Write to a database efficiently

This article explores a heuristic for writing to databases safely and efficiently.

When AIMMS writes data to a database table, it uses structural information of the database table to determine a safe and efficient strategy for writing.

In this article we discuss:

  • An example project

  • Foreign key relations

  • Available strategies

  • Database schema design best practices

An example project description

We are maintaining orders to be delivered. Each order is identified by (the key columns):

  • A customer

  • A product

  • A delivery date

In addition, we maintain the following information:

  • For each customer, its address and name

  • For each product, its name, its color, package size (height, width, depth).

This is represented in the following database schema.

../../_images/two-to-many.png

As you can see from this schema, both a customer and a product have an Id. The table Orders refers to these Id s. In mathematics we have the following relations:

  • \(\forall {\tt CustomerId}: {\tt CustomerId} \in \{Customers.Id\}\)

    In words: For each CustomerId, it should be in the set of all Id in the table Customers.

  • \(\forall {\tt ProjectId}: {\tt ProjectId} \in \{Project.Id\}\)
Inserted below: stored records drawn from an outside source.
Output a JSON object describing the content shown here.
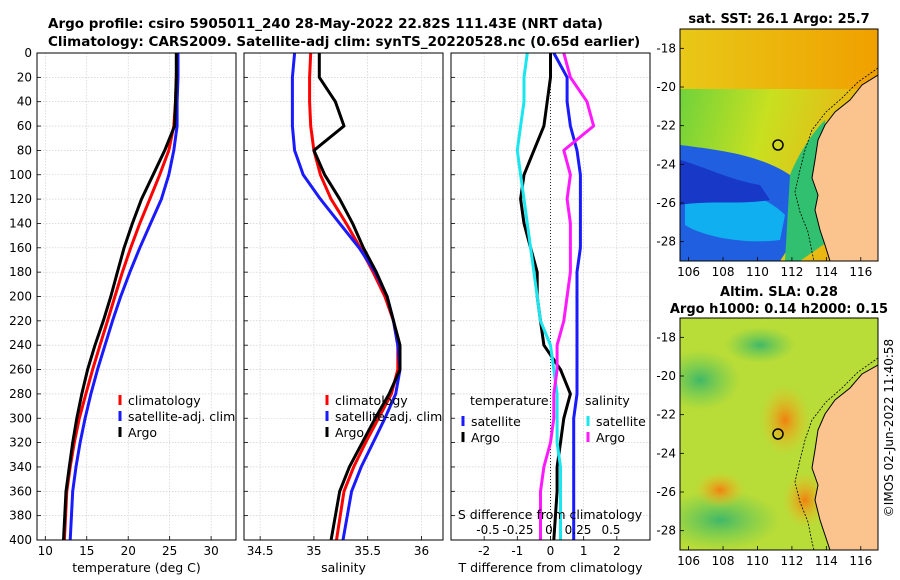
{
  "header": {
    "title_line1": "Argo profile: csiro 5905011_240 28-May-2022 22.82S 111.43E (NRT data)",
    "title_line2": "Climatology: CARS2009. Satellite-adj clim: synTS_20220528.nc (0.65d earlier)"
  },
  "colors": {
    "red": "#ff0000",
    "blue": "#1a1aff",
    "black": "#000000",
    "cyan": "#19e6ee",
    "magenta": "#ff19ff",
    "land": "#fbc48e"
  },
  "chart_data": [
    {
      "id": "temperature",
      "type": "line",
      "title": "",
      "xlabel": "temperature (deg C)",
      "ylabel": "",
      "xlim": [
        9,
        33
      ],
      "ylim": [
        0,
        400
      ],
      "y_reversed": true,
      "xticks": [
        "10",
        "15",
        "20",
        "25",
        "30"
      ],
      "xtick_values": [
        10,
        15,
        20,
        25,
        30
      ],
      "yticks": [
        "0",
        "20",
        "40",
        "60",
        "80",
        "100",
        "120",
        "140",
        "160",
        "180",
        "200",
        "220",
        "240",
        "260",
        "280",
        "300",
        "320",
        "340",
        "360",
        "380",
        "400"
      ],
      "legend": [
        "climatology",
        "satellite-adj. clim",
        "Argo"
      ],
      "series": [
        {
          "name": "climatology",
          "color": "red",
          "x": [
            25.9,
            25.8,
            25.7,
            25.5,
            24.9,
            23.8,
            22.6,
            21.4,
            20.3,
            19.3,
            18.4,
            17.5,
            16.6,
            15.7,
            14.9,
            14.1,
            13.5,
            13.0,
            12.6,
            12.3
          ],
          "y": [
            0,
            20,
            40,
            60,
            80,
            100,
            120,
            140,
            160,
            180,
            200,
            220,
            240,
            260,
            280,
            300,
            320,
            340,
            360,
            400
          ]
        },
        {
          "name": "satellite-adj. clim",
          "color": "blue",
          "x": [
            26.0,
            26.0,
            25.9,
            25.9,
            25.5,
            24.9,
            24.0,
            22.7,
            21.4,
            20.2,
            19.1,
            18.1,
            17.2,
            16.3,
            15.5,
            14.8,
            14.2,
            13.7,
            13.3,
            13.0
          ],
          "y": [
            0,
            20,
            40,
            60,
            80,
            100,
            120,
            140,
            160,
            180,
            200,
            220,
            240,
            260,
            280,
            300,
            320,
            340,
            360,
            400
          ]
        },
        {
          "name": "Argo",
          "color": "black",
          "x": [
            25.8,
            25.8,
            25.7,
            25.6,
            24.4,
            23.0,
            21.6,
            20.5,
            19.5,
            18.7,
            17.9,
            17.0,
            16.0,
            15.1,
            14.4,
            13.8,
            13.3,
            12.9,
            12.5,
            12.2
          ],
          "y": [
            0,
            20,
            40,
            60,
            80,
            100,
            120,
            140,
            160,
            180,
            200,
            220,
            240,
            260,
            280,
            300,
            320,
            340,
            360,
            400
          ]
        }
      ]
    },
    {
      "id": "salinity",
      "type": "line",
      "title": "",
      "xlabel": "salinity",
      "ylabel": "",
      "xlim": [
        34.35,
        36.2
      ],
      "ylim": [
        0,
        400
      ],
      "y_reversed": true,
      "xticks": [
        "34.5",
        "35",
        "35.5",
        "36"
      ],
      "xtick_values": [
        34.5,
        35,
        35.5,
        36
      ],
      "legend": [
        "climatology",
        "satellite-adj. clim",
        "Argo"
      ],
      "series": [
        {
          "name": "climatology",
          "color": "red",
          "x": [
            34.97,
            34.96,
            34.96,
            34.97,
            35.0,
            35.06,
            35.16,
            35.3,
            35.43,
            35.55,
            35.66,
            35.74,
            35.78,
            35.78,
            35.72,
            35.6,
            35.48,
            35.37,
            35.28,
            35.21
          ],
          "y": [
            0,
            20,
            40,
            60,
            80,
            100,
            120,
            140,
            160,
            180,
            200,
            220,
            240,
            260,
            280,
            300,
            320,
            340,
            360,
            400
          ]
        },
        {
          "name": "satellite-adj. clim",
          "color": "blue",
          "x": [
            34.82,
            34.8,
            34.8,
            34.8,
            34.82,
            34.9,
            35.06,
            35.24,
            35.42,
            35.57,
            35.68,
            35.74,
            35.78,
            35.8,
            35.76,
            35.66,
            35.55,
            35.44,
            35.35,
            35.27
          ],
          "y": [
            0,
            20,
            40,
            60,
            80,
            100,
            120,
            140,
            160,
            180,
            200,
            220,
            240,
            260,
            280,
            300,
            320,
            340,
            360,
            400
          ]
        },
        {
          "name": "Argo",
          "color": "black",
          "x": [
            35.05,
            35.05,
            35.2,
            35.28,
            35.0,
            35.1,
            35.24,
            35.36,
            35.46,
            35.58,
            35.68,
            35.74,
            35.8,
            35.8,
            35.7,
            35.57,
            35.45,
            35.33,
            35.24,
            35.16
          ],
          "y": [
            0,
            20,
            40,
            60,
            80,
            100,
            120,
            140,
            160,
            180,
            200,
            220,
            240,
            260,
            280,
            300,
            320,
            340,
            360,
            400
          ]
        }
      ]
    },
    {
      "id": "difference",
      "type": "line",
      "title": "",
      "xlabel": "T difference from climatology",
      "ylabel": "",
      "xlim": [
        -3,
        3
      ],
      "ylim": [
        0,
        400
      ],
      "y_reversed": true,
      "xticks": [
        "-2",
        "-1",
        "0",
        "1",
        "2"
      ],
      "xtick_values": [
        -2,
        -1,
        0,
        1,
        2
      ],
      "top_axis_label": "S difference from climatology",
      "top_xticks": [
        "-0.5",
        "-0.25",
        "0",
        "0.25",
        "0.5"
      ],
      "legend_temperature_title": "temperature",
      "legend_salinity_title": "salinity",
      "legend": [
        "satellite",
        "Argo",
        "satellite",
        "Argo"
      ],
      "series": [
        {
          "name": "T satellite",
          "color": "blue",
          "x": [
            0.1,
            0.5,
            0.5,
            0.6,
            0.8,
            0.9,
            0.9,
            0.9,
            0.9,
            0.8,
            0.8,
            0.8,
            0.8,
            0.8,
            0.8,
            0.7,
            0.7,
            0.7,
            0.7,
            0.7
          ],
          "y": [
            0,
            20,
            40,
            60,
            80,
            100,
            120,
            140,
            160,
            180,
            200,
            220,
            240,
            260,
            280,
            300,
            320,
            340,
            360,
            400
          ]
        },
        {
          "name": "T Argo",
          "color": "black",
          "x": [
            0.0,
            0.0,
            -0.1,
            -0.2,
            -0.5,
            -0.8,
            -0.9,
            -0.8,
            -0.6,
            -0.4,
            -0.4,
            -0.3,
            -0.2,
            0.3,
            0.6,
            0.4,
            0.3,
            0.2,
            0.2,
            0.1
          ],
          "y": [
            0,
            20,
            40,
            60,
            80,
            100,
            120,
            140,
            160,
            180,
            200,
            220,
            240,
            260,
            280,
            300,
            320,
            340,
            360,
            400
          ]
        },
        {
          "name": "S satellite",
          "color": "cyan",
          "x": [
            -0.7,
            -0.8,
            -0.8,
            -0.9,
            -1.0,
            -0.9,
            -0.8,
            -0.7,
            -0.6,
            -0.5,
            -0.4,
            -0.3,
            0.0,
            0.1,
            0.2,
            0.2,
            0.2,
            0.3,
            0.3,
            0.3
          ],
          "y": [
            0,
            20,
            40,
            60,
            80,
            100,
            120,
            140,
            160,
            180,
            200,
            220,
            240,
            260,
            280,
            300,
            320,
            340,
            360,
            400
          ]
        },
        {
          "name": "S Argo",
          "color": "magenta",
          "x": [
            0.4,
            0.6,
            1.1,
            1.3,
            0.4,
            0.6,
            0.5,
            0.6,
            0.6,
            0.6,
            0.5,
            0.4,
            0.2,
            0.2,
            0.1,
            0.1,
            0.0,
            -0.2,
            -0.3,
            -0.3
          ],
          "y": [
            0,
            20,
            40,
            60,
            80,
            100,
            120,
            140,
            160,
            180,
            200,
            220,
            240,
            260,
            280,
            300,
            320,
            340,
            360,
            400
          ]
        }
      ]
    },
    {
      "id": "sst_map",
      "type": "heatmap",
      "title": "sat. SST: 26.1 Argo: 25.7",
      "xlabel": "",
      "ylabel": "",
      "xlim": [
        105.5,
        117
      ],
      "ylim": [
        -29,
        -17
      ],
      "xticks": [
        "106",
        "108",
        "110",
        "112",
        "114",
        "116"
      ],
      "xtick_values": [
        106,
        108,
        110,
        112,
        114,
        116
      ],
      "yticks": [
        "-18",
        "-20",
        "-22",
        "-24",
        "-26",
        "-28"
      ],
      "ytick_values": [
        -18,
        -20,
        -22,
        -24,
        -26,
        -28
      ],
      "marker": {
        "lon": 111.43,
        "lat": -22.82
      }
    },
    {
      "id": "sla_map",
      "type": "heatmap",
      "title_line1": "Altim. SLA: 0.28",
      "title_line2": "Argo h1000: 0.14 h2000: 0.15",
      "xlabel": "",
      "ylabel": "",
      "xlim": [
        105.5,
        117
      ],
      "ylim": [
        -29,
        -17
      ],
      "xticks": [
        "106",
        "108",
        "110",
        "112",
        "114",
        "116"
      ],
      "xtick_values": [
        106,
        108,
        110,
        112,
        114,
        116
      ],
      "yticks": [
        "-18",
        "-20",
        "-22",
        "-24",
        "-26",
        "-28"
      ],
      "ytick_values": [
        -18,
        -20,
        -22,
        -24,
        -26,
        -28
      ],
      "marker": {
        "lon": 111.43,
        "lat": -22.82
      }
    }
  ],
  "credit": "©IMOS 02-Jun-2022 11:40:58"
}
    In words: For each ProjectId, it should be in the set of all Id in the table Projects.

Foreign keys relations

The relations mentioned in the previous section are examples of consistent relations in a database.

It is important that such relations between tables are maintained. For instance, if there is a CustomerId or a ProductId in the table Orders that is not in the table Customers or in the table Products respectively, then we will not be able to fulfill that order because we do not know where to deliver, or what to deliver!
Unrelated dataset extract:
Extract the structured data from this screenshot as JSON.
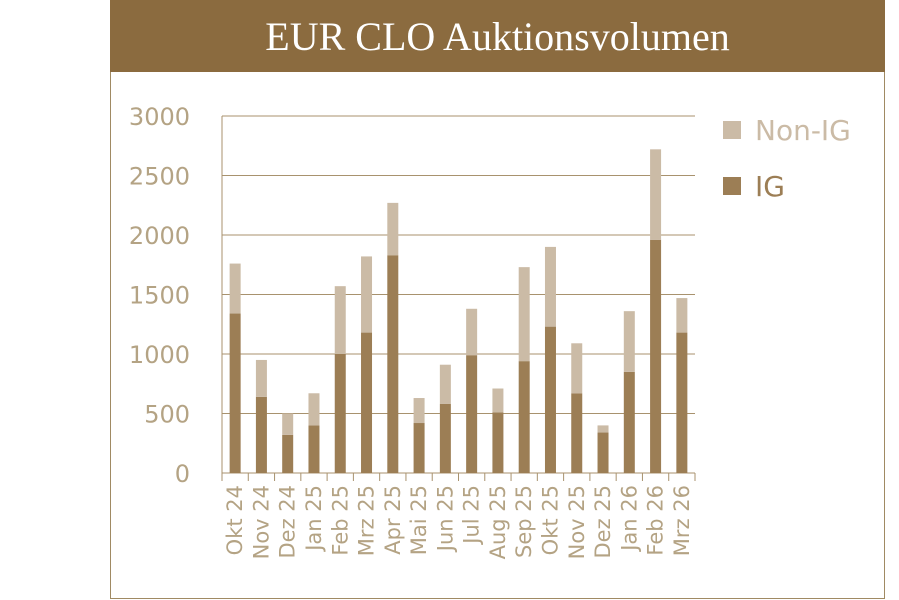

These relations can be enforced in a database using Foreign Keys.

When such a Foreign Key relation is specified as a constraint in a database, and we insert an order without a matching Product, we will get an error message like:

Error writing to database table "db_OrdersNew": ODBC[1452] : HY000 [MySQL][ODBC 8.0(w)
Driver][mysqld-5.6.44-log]Cannot add or update a child row: a foreign key constraint fails
(`howto343b`.`orders`, CONSTRAINT `fk_order_product` FOREIGN KEY (`ProductId`)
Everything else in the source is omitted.